Cuthbert's Babies
- Front cover, designed by Pamela Allen
- Author: Pamela Allen
- Illustrator: Pamela Allen
- Cover artist: Pamela Allen
- Language: English
- Genre: Children's book
- Published: 2003
- Publisher: Penguin Books Australia
- Publication place: Australia
- Media type: Print (paperback)
- Pages: unpaginated (28)
- Awards: 2004 New Zealand Post Book Award
- ISBN: 978-0143500858

= Cuthbert's Babies =

Children's Book by Pamela Allen

Cuthbert's Babies is a 2003 children's picture book written and illustrated by Pamela Allen.

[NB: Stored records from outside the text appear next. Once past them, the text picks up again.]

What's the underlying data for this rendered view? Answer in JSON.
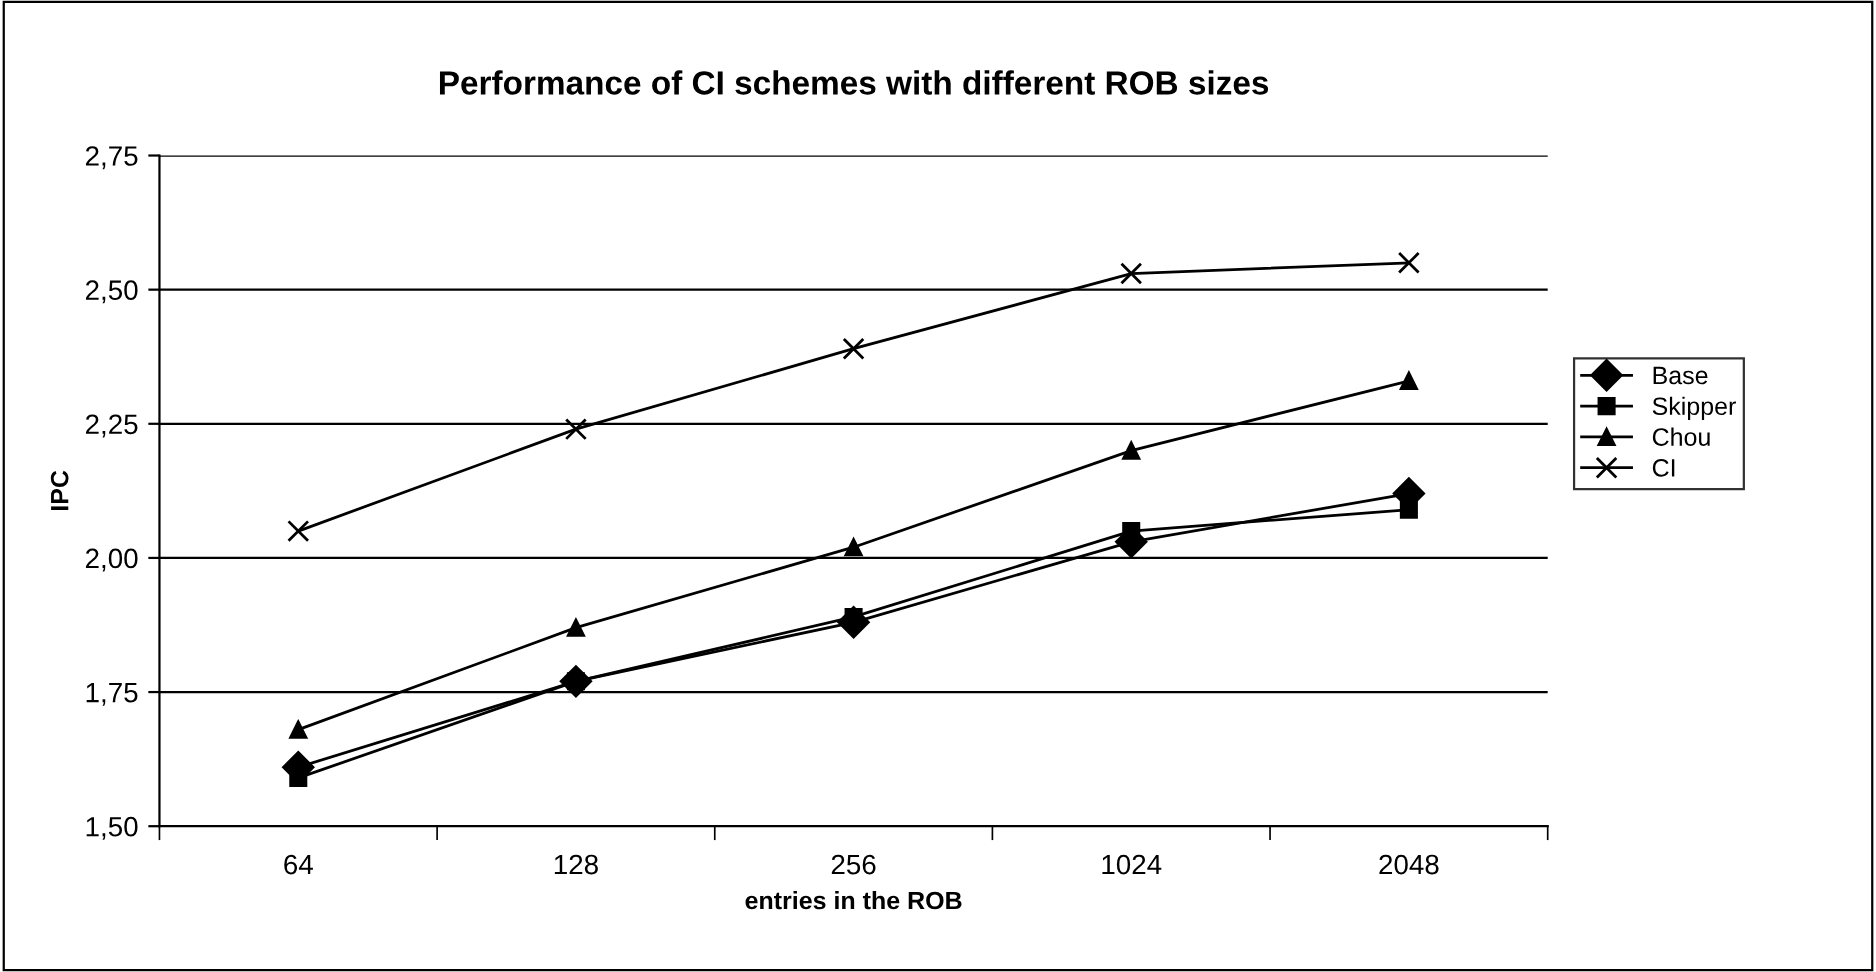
{
  "chart_data": {
    "type": "line",
    "title": "Performance of CI schemes with different ROB sizes",
    "xlabel": "entries in the ROB",
    "ylabel": "IPC",
    "categories": [
      "64",
      "128",
      "256",
      "1024",
      "2048"
    ],
    "series": [
      {
        "name": "Base",
        "color": "#000000",
        "marker": "diamond",
        "values": [
          1.61,
          1.77,
          1.88,
          2.03,
          2.12
        ]
      },
      {
        "name": "Skipper",
        "color": "#000000",
        "marker": "square",
        "values": [
          1.59,
          1.77,
          1.89,
          2.05,
          2.09
        ]
      },
      {
        "name": "Chou",
        "color": "#000000",
        "marker": "triangle",
        "values": [
          1.68,
          1.87,
          2.02,
          2.2,
          2.33
        ]
      },
      {
        "name": "CI",
        "color": "#000000",
        "marker": "cross",
        "values": [
          2.05,
          2.24,
          2.39,
          2.53,
          2.55
        ]
      }
    ],
    "ylim": [
      1.5,
      2.75
    ],
    "yticks": [
      {
        "value": 1.5,
        "label": "1,50"
      },
      {
        "value": 1.75,
        "label": "1,75"
      },
      {
        "value": 2.0,
        "label": "2,00"
      },
      {
        "value": 2.25,
        "label": "2,25"
      },
      {
        "value": 2.5,
        "label": "2,50"
      },
      {
        "value": 2.75,
        "label": "2,75"
      }
    ],
    "grid": "y",
    "legend": "right"
  }
}
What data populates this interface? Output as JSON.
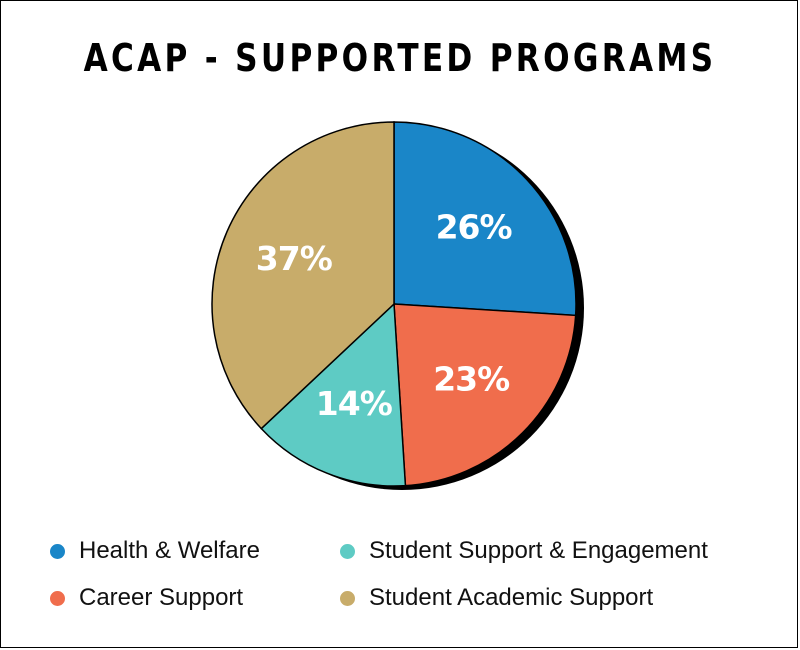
{
  "chart_data": {
    "type": "pie",
    "title": "ACAP - SUPPORTED PROGRAMS",
    "slices": [
      {
        "name": "Health & Welfare",
        "value": 26,
        "label": "26%",
        "color": "#1a86c8"
      },
      {
        "name": "Career Support",
        "value": 23,
        "label": "23%",
        "color": "#f06d4c"
      },
      {
        "name": "Student Support & Engagement",
        "value": 14,
        "label": "14%",
        "color": "#5ecbc4"
      },
      {
        "name": "Student Academic Support",
        "value": 37,
        "label": "37%",
        "color": "#c8ac6a"
      }
    ],
    "legend": {
      "placement": "bottom",
      "columns": [
        [
          "Health & Welfare",
          "Career Support"
        ],
        [
          "Student Support & Engagement",
          "Student Academic Support"
        ]
      ]
    },
    "slice_borders": "#000000",
    "shadow_color": "#000000"
  }
}
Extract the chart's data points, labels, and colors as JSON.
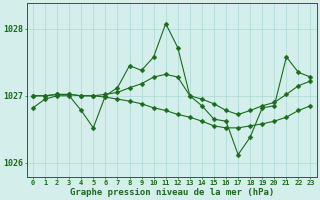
{
  "title": "Graphe pression niveau de la mer (hPa)",
  "background_color": "#d4eeec",
  "grid_color": "#aad8d4",
  "line_color": "#1a6b1a",
  "x": [
    0,
    1,
    2,
    3,
    4,
    5,
    6,
    7,
    8,
    9,
    10,
    11,
    12,
    13,
    14,
    15,
    16,
    17,
    18,
    19,
    20,
    21,
    22,
    23
  ],
  "series1": [
    1026.82,
    1026.95,
    1027.0,
    1027.0,
    1026.78,
    1026.52,
    1027.0,
    1027.12,
    1027.45,
    1027.38,
    1027.58,
    1028.08,
    1027.72,
    1027.0,
    1026.85,
    1026.65,
    1026.62,
    1026.12,
    1026.38,
    1026.82,
    1026.85,
    1027.58,
    1027.35,
    1027.28
  ],
  "series2": [
    1027.0,
    1027.0,
    1027.02,
    1027.02,
    1027.0,
    1027.0,
    1027.02,
    1027.05,
    1027.12,
    1027.18,
    1027.28,
    1027.32,
    1027.28,
    1027.0,
    1026.95,
    1026.88,
    1026.78,
    1026.72,
    1026.78,
    1026.85,
    1026.9,
    1027.02,
    1027.15,
    1027.22
  ],
  "series3": [
    1027.0,
    1027.0,
    1027.02,
    1027.02,
    1027.0,
    1027.0,
    1026.98,
    1026.95,
    1026.92,
    1026.88,
    1026.82,
    1026.78,
    1026.72,
    1026.68,
    1026.62,
    1026.55,
    1026.52,
    1026.52,
    1026.55,
    1026.58,
    1026.62,
    1026.68,
    1026.78,
    1026.85
  ],
  "ylim_min": 1025.78,
  "ylim_max": 1028.38,
  "yticks": [
    1026,
    1027,
    1028
  ],
  "xticks": [
    0,
    1,
    2,
    3,
    4,
    5,
    6,
    7,
    8,
    9,
    10,
    11,
    12,
    13,
    14,
    15,
    16,
    17,
    18,
    19,
    20,
    21,
    22,
    23
  ],
  "figsize": [
    3.2,
    2.0
  ],
  "dpi": 100
}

Published by Penguin Books Australia, It is about a boy who resents the arrival of baby quadruplets and how he accepts them.

== Reception ==
Cuthbert's Babies has been reviewed by Reading Time and Good Reading magazine that wrote "Although not remarkable, this is another solid book from a favourite Australian author/illustrator." while The New Zealand Herald called it "a hilarious tale".

Miyuki Hisaoka in discussing "social roles within a family structure" noted that "Cuthbert's Babies arrives at an analogous conclusion, with Cuthbert and his mother lying on his bed reading a book together in a reprise of the opening page" and "that readers can align with Cuthbert's feeling of alienation without particularly empathizing with him".

It has also been used in schools, was on the 2004 Storylines Notable Book Awards Picture Books List. and won the 2004 New Zealand Post Book Award in the Picture Book category.